While wandering through the Metropolitan Museum last month, I came upon an exhibit of utilitarian articles made by nomadic tribes from the area around Iran, Turkey, and Azerbaijan. Every piece had a very ordinary purpose - to carry their belongings from place to place. But the pieces were anything but ordinary. The weaving technique for each piece was chosen to suit the need of the object it would carry. Most of the pieces were executed in the sumak technique. This means that an extra weft thread was wrapped around the warp threads - over two threads, then back around one, or over four, back around two. This adds strength, makes a very dense fabric (needed when you are carrying things like salt or flour), and creates a beautiful pattern. Sometimes pile was added, to make the fabric even denser. Here are some of my favorite pieces:
I'll start with the spindle bag (western Iran, Bakhtiari tribe, ca. 1935), because of course the women need a way to carry their spindles so they can make the thread they need to weave. The fabric is sumak weave, with pile added at the bottom where it would have the most wear.

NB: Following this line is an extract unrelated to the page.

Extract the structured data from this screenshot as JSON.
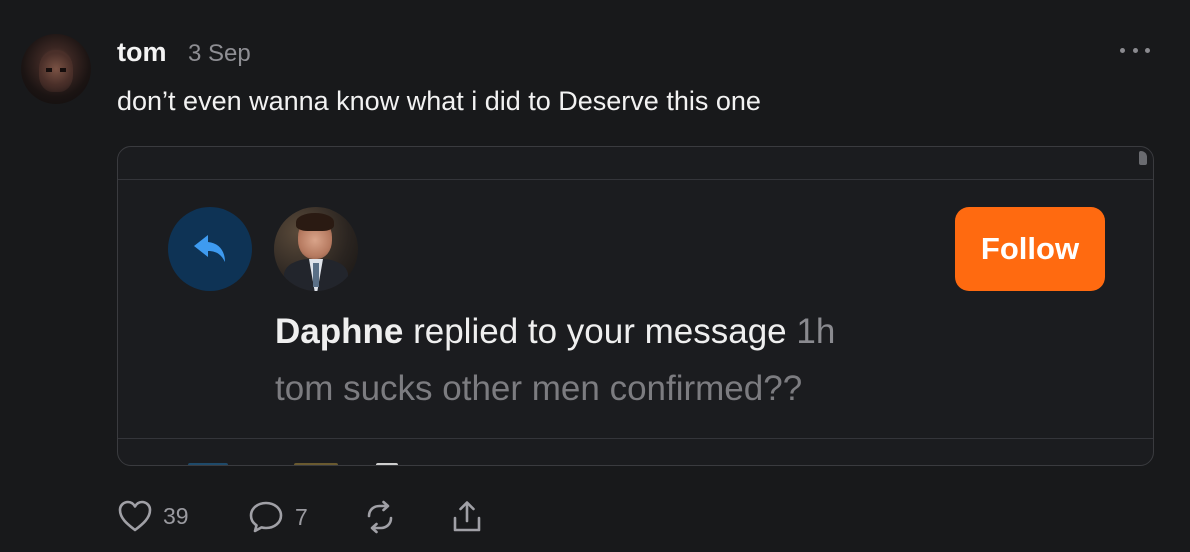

Here is a bag to carry salt (ca. 1920):
A double flour bag (last quarter 19th century):
Even larger, this container was used to carry bedding (Azerbaijan, ca. 1825-75):
And finally, a saddle bag (Shahsevan tribe, ca. 1875). The pattern seems so similar
to a quilt pattern.
I enjoy tapestry weaving. I think I will try my hand at sumak weaving this year. Perhaps I'll make my own spindle bag.